Dijelaskannya lagi, kolaborasi antar sektoral seperti pada sektor perhubungan,Dinas Persampahan dan Dinas Pemberdayaan Masyarakat,menjadi vital,karena semua komponen dilibatkan, seperti perhubungan yang menyiapkan berbagai transportasi baik darat maupun laut dan juga penataan para supir taksi yang terorganisir dengan rapi.
“Jujur saya boleh katakan pada sudut-sudut Kota Ambon masih terlihat sampah dimana-mana, olehnya Dinas Persampahan perlu mengedukasi masyarakat tentang kesadaran dalam membuang sampah dan juga didukung dengan tempat-tempat sampah yang dibangun harus bagus agar masyarakat nyaman dalam membuang sampah,”jelasnya.
Sedangkan kata Niko Ngeljaratan untuk sektor pemberdayaan masyarakat Pemkot Ambon harus bisa menciptakan kebutuhan-kebutuhan pariwisata bagi wisatawan-wisatawan, seperti restoran-restoran dan hotel-hotel yang ditatah secara profesional.
“Saya pikir ini lebih menyentuh ke masyarakat,karena masyarakat akan mengembangkan usaha mereka seperti bidang kreativitas salah satu contohnya pembuatan souvenir.Bukan hanya itu masyarakat juga bisa menambah ilmu pengetahuan yakni belajar bahasa Inggris,Jepang dan Mandarin dari berbagai turis untuk kebutuhan wisatawan,”ujarnya.

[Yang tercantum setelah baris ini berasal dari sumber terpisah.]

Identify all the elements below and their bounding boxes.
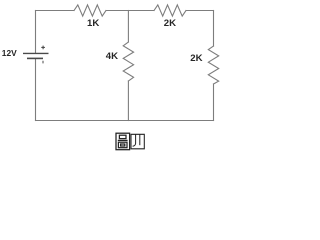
wire left lower — [35, 59, 37, 121]
wire right upper — [213, 11, 215, 47]
resistor R1 1K — [74, 5, 106, 16]
resistor R3 4K — [123, 42, 133, 81]
battery long plate (+) — [23, 52, 49, 54]
battery plus sign — [41, 46, 45, 50]
resistor R2 2K — [154, 5, 186, 16]
wire middle upper — [127, 11, 129, 43]
caption glyph 圖 (Figure) — [116, 133, 130, 150]
wire right lower — [213, 84, 215, 121]
svg-text:12V: 12V — [2, 48, 17, 58]
svg-text:4K: 4K — [106, 51, 118, 62]
caption glyph 四 (four) — [131, 134, 144, 149]
wire left upper — [35, 11, 37, 54]
svg-text:2K: 2K — [190, 53, 202, 64]
svg-text:1K: 1K — [87, 18, 99, 29]
wire middle lower — [127, 81, 129, 121]
wire bottom — [36, 120, 214, 122]
wire top-left segment — [36, 10, 75, 12]
wire top-right segment — [186, 10, 214, 12]
svg-text:2K: 2K — [164, 18, 176, 29]
battery minus mark — [42, 61, 44, 64]
resistor R4 2K — [208, 46, 218, 84]
wire top-middle segment — [106, 10, 154, 12]
battery V1 plates — [23, 46, 49, 64]
battery short plate (-) — [27, 57, 43, 59]
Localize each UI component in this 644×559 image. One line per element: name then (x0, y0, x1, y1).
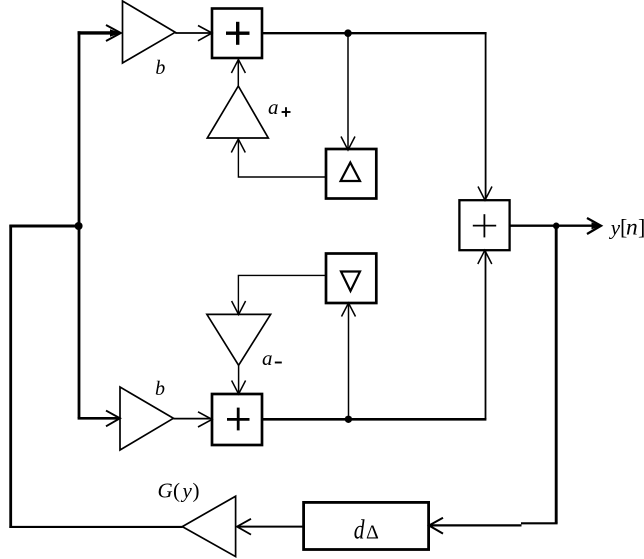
svg-text:d: d (354, 515, 365, 545)
wire b2 to adder S2 (173, 418, 210, 420)
arrowhead into adder S3 bottom (478, 250, 492, 264)
wire far-left vertical (9, 225, 12, 528)
adder S3 box (459, 200, 509, 250)
gain a- triangle (207, 314, 271, 365)
gain G(y) triangle (182, 496, 235, 556)
arrowhead into nabla box bottom (342, 303, 356, 317)
svg-text:a: a (268, 95, 279, 119)
wire right vertical down to adder S3 top (485, 33, 487, 199)
adder S1 box (212, 9, 262, 59)
wire junction down to delta box (347, 34, 349, 149)
wire input top (thick) (78, 31, 119, 34)
wire junction up to nabla box (348, 305, 350, 419)
svg-text:a: a (262, 346, 273, 370)
Delta glyph (341, 163, 360, 182)
svg-text:b: b (155, 378, 165, 400)
d-delta box (304, 502, 429, 549)
nabla glyph (341, 272, 360, 292)
wire corner into gain b2 (78, 417, 119, 420)
arrowhead into d-delta box right (429, 518, 443, 534)
wire d-delta out to G triangle (238, 526, 304, 528)
arrowhead into a- top (232, 301, 246, 315)
arrowhead output y[n] (587, 218, 601, 234)
wire nabla out left and down to a- (238, 275, 326, 315)
svg-text:G: G (158, 478, 173, 502)
wire a+ apex up to adder S1 (237, 60, 239, 87)
plus sign S1 (226, 22, 250, 45)
wire feedback down right (555, 226, 558, 523)
wire b1 to adder S1 (175, 32, 210, 34)
arrowhead into adder S1 bottom (231, 60, 245, 74)
arrowhead into gain b2 (106, 411, 120, 427)
arrowhead into a+ base (231, 139, 245, 153)
svg-text:): ) (193, 478, 200, 502)
delay box nabla (326, 254, 376, 304)
arrowhead into adder S2 top (232, 381, 246, 395)
node dot top junction (344, 29, 352, 37)
adder S2 box (212, 394, 262, 445)
wire adder S3 output (510, 224, 600, 226)
wire node left horizontal (9, 225, 78, 228)
svg-text:]: ] (638, 214, 644, 239)
delay box Delta (326, 149, 376, 199)
arrowhead into adder S3 top (478, 187, 492, 201)
wire adder S1 output to right (262, 32, 487, 34)
svg-text:y: y (181, 478, 193, 502)
svg-text:b: b (155, 57, 165, 79)
svg-text:y: y (609, 215, 621, 239)
wire a- apex down to adder S2 (238, 365, 240, 394)
node dot bottom junction (345, 416, 352, 423)
wire feedback horizontal into d-delta (430, 524, 522, 526)
arrowhead into adder S2 left (198, 412, 212, 427)
svg-text:n: n (626, 214, 638, 240)
svg-text:Δ: Δ (366, 521, 379, 543)
wire adder S2 output to right (262, 418, 486, 421)
wire G triangle out left (9, 526, 182, 528)
plus sign S2 (227, 408, 250, 431)
arrowhead into gain b1 (106, 25, 121, 41)
gain b2 triangle (120, 387, 173, 450)
node dot left junction (75, 222, 83, 230)
node dot output junction (553, 223, 560, 230)
plus sign S3 (473, 214, 496, 237)
arrowhead into delta box top (341, 137, 355, 151)
wire feedback horizontal upper step (521, 522, 558, 524)
wire left vertical x=79 (78, 31, 81, 418)
arrowhead into G triangle base (237, 519, 251, 535)
wire delta box out left and up to a+ (238, 140, 326, 178)
gain a+ triangle (207, 86, 268, 138)
wire right vertical up to adder S3 bottom (485, 251, 487, 419)
svg-text:(: ( (173, 478, 180, 502)
gain b1 triangle (123, 1, 176, 63)
arrowhead into adder S1 left (198, 26, 212, 41)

Adapun,Niko Ngeljaratan mengakui,kerja dinas Pariwisata Kota Ambon masih ada ego sektoral (tidak mengandalkan sektor-sektor lain),padahal seperti yang telah disinggung diatas bahwa semua sektor harus bersinergi,sehingga dengan demikian tujuan Maluku sebagai tuan rumah yang baik yang mengarah pada industri wisata itu bisa terwujud.

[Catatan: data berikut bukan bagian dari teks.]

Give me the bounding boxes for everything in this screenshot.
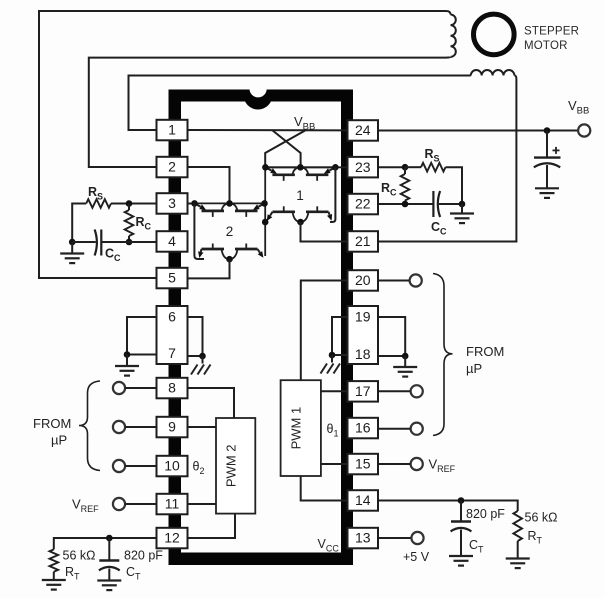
transistor pair Q1 upper (bridge 1)	[265, 166, 335, 168]
wire: pin 2 to bridge2 center	[188, 167, 230, 203]
svg-text:FROM: FROM	[33, 416, 71, 431]
svg-text:20: 20	[355, 272, 371, 288]
wire: pin18 chassis stem	[331, 355, 333, 363]
terminal pin 10 input	[113, 460, 125, 472]
wire: RT to ground	[53, 572, 55, 580]
pin 21	[348, 231, 379, 252]
wire: pin 7 right stub	[188, 355, 203, 357]
svg-text:820 pF: 820 pF	[124, 549, 163, 563]
svg-text:12: 12	[164, 530, 180, 546]
svg-text:18: 18	[355, 346, 371, 362]
svg-text:11: 11	[165, 496, 180, 512]
wire: terminal to pin 10	[125, 465, 156, 467]
junction Rs/Rc right top	[402, 164, 409, 171]
wire: pin5 loop to motor winding 1 top	[39, 11, 451, 278]
wire: pin 8 to PWM2 top	[188, 388, 235, 418]
junction CT left	[106, 535, 113, 542]
wire: bridge1 emitters to pin 21	[301, 222, 350, 242]
wire: pin 20 to PWM1 top	[301, 281, 348, 381]
IC package bottom bar	[169, 553, 354, 566]
resistor RC left	[125, 210, 134, 236]
terminal VBB	[578, 124, 590, 136]
terminal VREF right	[411, 458, 423, 470]
pin 10	[157, 456, 188, 477]
wire: winding 1 bottom to pin 2 loop	[89, 57, 451, 167]
terminal pin 17	[411, 385, 423, 397]
block PWM 2	[216, 418, 255, 514]
wire: CT left stem	[108, 538, 110, 560]
pin 24	[348, 120, 379, 141]
wire: pin 17 to PWM1	[321, 390, 348, 392]
svg-text:5: 5	[168, 270, 176, 286]
pin 5	[157, 268, 188, 289]
pin 22	[348, 194, 379, 215]
wire: RC right stubs	[404, 167, 406, 174]
wire: pin 17 to terminal	[378, 390, 411, 392]
transistor pair Q2 lower (bridge 2)	[202, 248, 225, 251]
resistor RS left	[86, 199, 111, 208]
ground CC right	[450, 214, 474, 224]
ground pins 19/18	[393, 367, 417, 377]
svg-text:56 kΩ: 56 kΩ	[525, 511, 558, 525]
pin 16	[348, 418, 379, 439]
junction pin18 right	[402, 353, 409, 360]
wire: CC right to ground node	[439, 203, 462, 205]
junction pin18 left	[329, 352, 336, 359]
IC package right bar	[341, 90, 353, 566]
pin 17	[348, 381, 379, 402]
wire: pin 14 to RT corner	[378, 501, 518, 512]
wire: pin 15 to PWM1	[321, 463, 348, 465]
pin 9	[157, 417, 188, 438]
svg-text:13: 13	[355, 530, 371, 546]
ground CT right	[449, 556, 473, 566]
capacitor C-VBB curved plate	[534, 163, 560, 167]
capacitor CC right straight plate	[432, 191, 434, 217]
pin 20	[348, 270, 379, 291]
IC orientation notch cut	[250, 89, 267, 98]
stepper motor circle	[474, 14, 515, 55]
wire: winding 2 to pin 21	[378, 76, 516, 242]
pin 3	[157, 193, 188, 214]
transistor pair Q1 lower (bridge 1)	[273, 210, 296, 213]
svg-text:6: 6	[168, 309, 176, 325]
wire: pin 14 to PWM1 bottom	[301, 476, 348, 501]
wire: bridge1 top rail to pin 23	[265, 166, 349, 168]
wire: pin 24 to VBB terminal	[378, 130, 578, 132]
svg-text:820 pF: 820 pF	[466, 507, 505, 521]
wire: pin 11 to PWM2	[188, 503, 217, 505]
IC package left bar	[169, 90, 182, 566]
wire: pin 7 left stub	[127, 354, 157, 356]
wire: RS to corner down	[446, 167, 463, 204]
svg-text:3: 3	[168, 195, 176, 211]
svg-text:2: 2	[226, 224, 234, 239]
wire: RT right to ground	[517, 541, 519, 559]
pin 1	[157, 120, 188, 141]
svg-text:22: 22	[355, 196, 371, 212]
ground RT left	[42, 580, 66, 590]
wire: pin 20 to terminal	[378, 280, 410, 282]
wire: pin 12 left to RT corner	[54, 538, 157, 549]
pin 4	[157, 231, 188, 252]
svg-text:9: 9	[168, 419, 176, 435]
capacitor CT left curved plate	[99, 567, 120, 571]
wire: pin 23 to node	[378, 166, 405, 168]
capacitor C-VBB polarized stem	[546, 131, 548, 157]
ground pins 6/7	[115, 366, 139, 376]
wire: pin 3 to bridge2 top rail	[188, 203, 195, 205]
pin box 19-18	[348, 306, 379, 364]
terminal pin 8 input	[113, 382, 125, 394]
capacitor CC right curved plate	[438, 191, 440, 217]
brace right FROM uP	[433, 274, 453, 436]
svg-text:1: 1	[296, 188, 304, 203]
wire: terminal to pin 8	[125, 387, 156, 389]
wire: X-cross left branch	[272, 130, 301, 167]
wire: pin 12 to PWM2 bottom	[188, 514, 236, 538]
svg-text:4: 4	[168, 233, 176, 249]
junction CC right	[459, 201, 466, 208]
wire: node to RS	[405, 166, 421, 168]
ground CT left	[97, 581, 121, 591]
svg-text:8: 8	[168, 380, 176, 396]
wire: bridge1 right rail	[330, 167, 335, 222]
wire: pin 4 to CC right plate	[101, 241, 156, 243]
wire: X-cross right branch	[265, 130, 306, 167]
wire: CC right ground stem	[461, 204, 463, 214]
pin 14	[348, 490, 379, 511]
chassis ground pins 6/7	[191, 365, 211, 375]
svg-text:15: 15	[355, 456, 371, 472]
capacitor C-VBB plus sign	[553, 147, 560, 154]
resistor RS right	[421, 163, 446, 172]
junction CT right	[458, 497, 465, 504]
wire: pin 19 right loop	[378, 317, 405, 356]
pin 13	[348, 528, 379, 549]
wire: CT right stem	[460, 501, 462, 522]
resistor RT left	[50, 549, 59, 571]
pin 11	[157, 494, 188, 515]
ground CC left	[60, 254, 84, 264]
svg-text:FROM: FROM	[466, 344, 504, 359]
svg-text:17: 17	[355, 383, 371, 399]
pin 12	[157, 528, 188, 549]
svg-text:µP: µP	[51, 433, 67, 448]
terminal +5V	[411, 532, 423, 544]
wire: pin 16 to terminal	[378, 428, 411, 430]
resistor RT right	[513, 511, 522, 541]
svg-text:56 kΩ: 56 kΩ	[63, 549, 96, 563]
svg-text:µP: µP	[466, 361, 482, 376]
junction RC bottom	[126, 239, 133, 246]
capacitor C-VBB top plate	[534, 156, 561, 158]
junction CC left	[69, 239, 76, 246]
wire: bridge2 left rail	[194, 203, 204, 259]
wire: bridge1 left/bridge2 right shared rail	[264, 167, 266, 256]
wire: RS right to node	[111, 203, 129, 205]
wire: terminal to pin 9	[125, 426, 156, 428]
svg-text:24: 24	[355, 122, 371, 138]
block PWM 1	[281, 380, 321, 476]
junction pin7 right	[199, 353, 206, 360]
brace left FROM uP	[79, 381, 100, 471]
svg-text:16: 16	[355, 420, 371, 436]
wire: pin 1 to pin 24 VBB line	[188, 129, 350, 131]
wire: pin18 ground stem	[404, 356, 406, 367]
svg-text:23: 23	[355, 159, 371, 175]
capacitor CC left curved plate	[95, 230, 97, 256]
wire: pin 13 to +5V terminal	[378, 537, 411, 539]
capacitor CT left top plate	[99, 559, 119, 561]
wire: CC left plate to corner	[72, 241, 96, 243]
transistor pair Q2 upper (bridge 2)	[195, 202, 265, 204]
wire: RS left to corner	[72, 204, 86, 243]
svg-text:14: 14	[355, 492, 371, 508]
junction VBB	[544, 127, 551, 134]
wire: pin 18 right stub	[378, 355, 405, 357]
node bridge1 left rail junction	[262, 219, 269, 226]
wire: pin 15 to terminal	[378, 463, 411, 465]
capacitor CT right curved plate	[451, 528, 472, 532]
pin 23	[348, 157, 379, 178]
svg-text:10: 10	[164, 458, 180, 474]
svg-text:21: 21	[355, 233, 371, 249]
wire: pin 6 left loop	[127, 317, 157, 355]
pin 2	[157, 157, 188, 178]
capacitor CT right top plate	[451, 520, 471, 522]
svg-text:+5 V: +5 V	[403, 550, 430, 564]
junction pin7 left	[124, 351, 131, 358]
junction Rs/Rc top	[126, 200, 133, 207]
wire: RC stubs	[128, 204, 130, 211]
pin 15	[348, 454, 379, 475]
terminal pin 9 input	[113, 421, 125, 433]
terminal pin 20	[410, 274, 422, 286]
wire: bridge2 emitters to pin 5	[188, 259, 230, 278]
wire: pin 9 to PWM2	[188, 426, 217, 428]
junction RC right bottom	[402, 201, 409, 208]
wire: pin 18 left stub	[332, 354, 348, 356]
wire: pin7 chassis stem	[202, 356, 204, 364]
inductor L1 motor winding 1 (vertical coil)	[451, 15, 456, 57]
svg-text:7: 7	[168, 345, 176, 361]
wire: CC ground stem	[71, 242, 73, 254]
wire: pin 6 right loop	[188, 317, 203, 356]
svg-text:MOTOR: MOTOR	[524, 40, 568, 52]
terminal VREF left	[113, 498, 125, 510]
IC orientation notch bulge	[244, 95, 273, 110]
terminal pin 16	[411, 423, 423, 435]
wire: CT left lower stem	[108, 569, 110, 581]
capacitor C-VBB lower stem	[546, 165, 548, 188]
wire: pin7 ground stem	[126, 355, 128, 367]
wire: pin 19 left loop	[332, 317, 348, 355]
chassis ground pins 19/18	[321, 364, 341, 374]
ground RT right	[506, 559, 530, 569]
svg-text:STEPPER: STEPPER	[524, 26, 579, 38]
svg-text:PWM 1: PWM 1	[289, 407, 304, 450]
capacitor CC left straight plate	[100, 230, 102, 256]
wire: pin1 loop to motor winding 2	[129, 76, 471, 131]
wire: CT right lower stem	[460, 530, 462, 557]
wire: pin 22 to CC	[378, 203, 433, 205]
pin 8	[157, 378, 188, 399]
inductor L2 motor winding 2 (horizontal coil)	[471, 70, 515, 75]
ground VBB cap	[535, 188, 559, 198]
IC package top bar	[169, 90, 354, 102]
svg-text:PWM 2: PWM 2	[224, 444, 239, 487]
svg-text:1: 1	[168, 122, 176, 138]
wire: VREF to pin 11	[125, 503, 156, 505]
svg-text:2: 2	[168, 159, 176, 175]
pin box 6-7	[157, 306, 188, 364]
svg-text:19: 19	[355, 309, 371, 325]
resistor RC right	[401, 174, 410, 201]
wire: pin 3 to Rs/Rc node	[129, 203, 157, 205]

Kita tahu Ambon City of music di bawah Dinas Pariwisata Kota Ambon, dimana dinas tersebut tidak melihat banyak musisi yang belum sejahtera. Tidak ada upaya yang terliat dari kadis, dan juga untuk menghidupksn sentra sentra pariwisata Kota Ambon yang dapat menjadi daya tarik dari wisatawan untuk datang. Dinas Pariwisats Kota harus lebih kreatif dalam mengembangkan Pariwisata sehingga banyak masyatakat dapat nikmati manfaatnya.
“Oleh karena itu,saya berharap pemerintah harus mendorong,selain itu harus ada kerjasama dengan pemerintah desa, RT/RW,maupun tokoh-tokoh agama,sehingga pariwisata di Kota Ambon bisa berjalan dengan baik,”pungkasnya.